Introduction
Ehcache supports the concept of tiered caching. This section covers the different available configuration options. It also explains rules and best practices to benefit the most from tiered caching.
Moving out of heap
The moment you have a tier different than heap in a cache, a few things happen:
-
Adding a mapping to the cache means that the key and value have to be serialized,
-
Reading a mapping from the cache means that the key and value may have to be deserialized.

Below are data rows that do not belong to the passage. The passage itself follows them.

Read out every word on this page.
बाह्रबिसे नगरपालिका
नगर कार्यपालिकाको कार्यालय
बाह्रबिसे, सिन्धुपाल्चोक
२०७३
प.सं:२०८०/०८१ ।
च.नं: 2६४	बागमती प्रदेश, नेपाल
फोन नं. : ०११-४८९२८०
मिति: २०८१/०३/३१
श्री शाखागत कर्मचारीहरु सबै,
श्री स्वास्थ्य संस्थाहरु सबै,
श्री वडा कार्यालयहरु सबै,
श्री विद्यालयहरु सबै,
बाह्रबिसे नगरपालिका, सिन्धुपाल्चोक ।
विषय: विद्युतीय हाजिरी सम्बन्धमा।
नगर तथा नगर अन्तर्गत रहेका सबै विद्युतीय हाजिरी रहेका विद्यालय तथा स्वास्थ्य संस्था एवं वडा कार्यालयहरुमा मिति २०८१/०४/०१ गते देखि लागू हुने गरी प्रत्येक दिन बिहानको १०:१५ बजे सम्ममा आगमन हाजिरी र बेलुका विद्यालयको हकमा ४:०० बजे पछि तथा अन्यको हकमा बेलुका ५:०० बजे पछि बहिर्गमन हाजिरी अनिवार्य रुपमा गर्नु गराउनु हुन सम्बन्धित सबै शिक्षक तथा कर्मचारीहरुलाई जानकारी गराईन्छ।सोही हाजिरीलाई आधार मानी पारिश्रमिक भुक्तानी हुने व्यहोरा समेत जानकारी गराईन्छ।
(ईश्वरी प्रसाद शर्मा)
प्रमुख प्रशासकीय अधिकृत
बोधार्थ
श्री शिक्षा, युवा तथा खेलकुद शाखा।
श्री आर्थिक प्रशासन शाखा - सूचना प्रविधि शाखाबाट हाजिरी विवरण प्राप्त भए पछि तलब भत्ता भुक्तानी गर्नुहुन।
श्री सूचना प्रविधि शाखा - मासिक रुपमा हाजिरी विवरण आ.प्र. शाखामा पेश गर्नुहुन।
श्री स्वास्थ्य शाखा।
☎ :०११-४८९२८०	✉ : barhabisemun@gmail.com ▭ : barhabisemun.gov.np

With these two points above, you need to realise that the binary representation of the data and how it is transformed to and from will play a significant role in caching performance. Make sure you know about the options available in Ehcache 3. Also this means that some configurations, while making sense on paper, may not offer the best performance depending on the real use case of the application.
Single tier setups
All tiering options can be used in isolation. That means you can have caches with data only in offheap or only clustered for example.
The following possibilities are valid configurations:
-
heap
-
offheap
-
disk
For this, simply define the single resource in the cache configuration:
CacheConfigurationBuilder.newCacheConfigurationBuilder(Long.class, String.class, (1)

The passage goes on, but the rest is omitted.